Amicus members protest outside BT's general meeting

Marconi snub still smarting...

NEWS BT came face-to-face on Wednesday with the anger it has created by only choosing foreign suppliers to upgrade its UK infrastructure but also received a thumbs-up for the work it is doing to restructure itself.

Members of Amicus, which describes itself as the UK's largest manufacturing, technical & skilled persons' union, protested outside BT's annual general meeting, furious that it snubbed Marconi when choosing its first wave of suppliers for its 21st Century Network (21CN). This decision has already forced Marconi to cut several hundred jobs, and there is speculation that Marconi could now be a takeover target.

The protests did not seriously disrupt the AGM, in which BT chairman Sir Christopher Bland said that 21CN would play a vital role in helping BT offer world-class and cost-effective telecoms and networked IT services.

Meanwhile, analyst group Ovum said on Wednesday that it was impressed with the work that BT is doing creating an access services division aimed at ensuring that rival telecoms firms get full and fair access to BT's network.

Ofcom forced BT to offer to set up this access services division by threatening to begin the process of splitting the firm unless it allowed more competition.

But although BT didn't set up the division until prompted to by Ofcom's ruling, Ovum - which met with BT officials on Wednesday - believes the company is energetically getting to grips with the task.

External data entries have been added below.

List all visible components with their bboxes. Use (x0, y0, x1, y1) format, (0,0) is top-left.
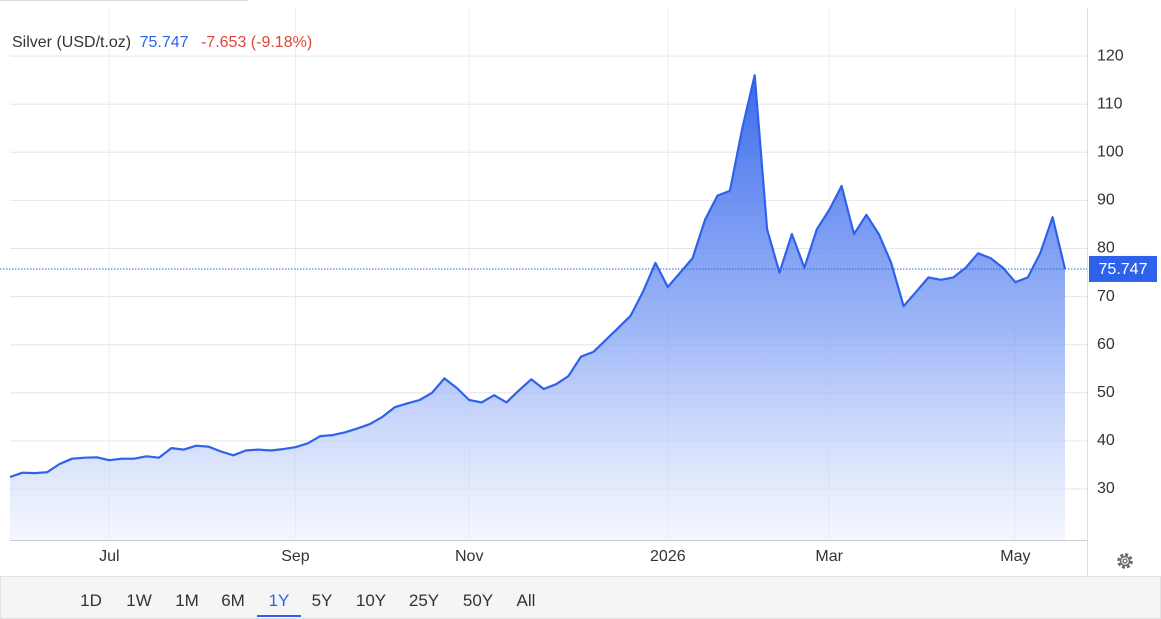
instrument-name: Silver (USD/t.oz) (12, 34, 132, 51)
range-button[interactable]: All (516, 591, 536, 610)
change: -7.653 (200, 34, 247, 51)
settings-icon[interactable] (1117, 553, 1133, 569)
x-tick-label: Sep (281, 548, 310, 565)
line (9, 74, 1067, 479)
range-button[interactable]: 1Y (257, 577, 301, 617)
header: Silver (USD/t.oz) 75.747 -7.653 (-9.18%) (12, 34, 312, 52)
range-button[interactable]: 1W (126, 591, 152, 610)
y-tick-label: 40 (1097, 432, 1115, 449)
range-button[interactable]: 1M (175, 591, 199, 610)
y-tick-label: 110 (1097, 95, 1123, 112)
range-button[interactable]: 50Y (462, 591, 494, 610)
range-button[interactable]: 10Y (355, 591, 387, 610)
area (10, 75, 1065, 541)
price: 75.747 (139, 34, 189, 51)
x-tick-label: 2026 (650, 548, 686, 565)
range-button[interactable]: 6M (221, 591, 245, 610)
x-tick-label: Nov (455, 548, 483, 565)
y-tick-label: 120 (1097, 47, 1124, 64)
last-value-label: 75.747 (1099, 261, 1148, 278)
range-button[interactable]: 1D (80, 591, 102, 610)
x-tick-label: May (1000, 548, 1030, 565)
x-tick-label: Jul (99, 548, 119, 565)
y-tick-label: 90 (1097, 192, 1115, 209)
y-tick-label: 60 (1097, 336, 1115, 353)
y-tick-label: 100 (1097, 144, 1124, 161)
change-pct: (-9.18%) (250, 34, 313, 51)
y-tick-label: 70 (1097, 288, 1115, 305)
last-value-badge (1089, 255, 1157, 282)
chart: 30 40 50 60 70 80 90 100 110 120 Jul Sep Nov 2026 Mar M… (0, 0, 1157, 576)
y-tick-label: 50 (1097, 384, 1115, 401)
x-tick-label: Mar (815, 548, 843, 565)
y-tick-label: 30 (1097, 480, 1115, 497)
range-button[interactable]: 25Y (408, 591, 440, 610)
range-toolbar: 1D 1W 1M 6M 1Y 5Y 10Y 25Y 50Y All (0, 576, 1161, 619)
y-tick-label: 80 (1097, 240, 1115, 257)
range-button[interactable]: 5Y (311, 591, 333, 610)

Ovum analyst Mike Cansfield said: "BT has previously been very defensive and reactive in its approach to regulation, as a result of many painful battles. But yesterday BT spoke enthusiastically about a settlement within the industry, not an imposition by the regulator. It clearly hopes this is a settlement to the strategic review process but also an end to the past 20 years of bickering between BT and the industry (both competitors and the regulator).

"Ofcom has talked of its desire for a change in BT's behaviour, and on today's evidence we have witnessed it."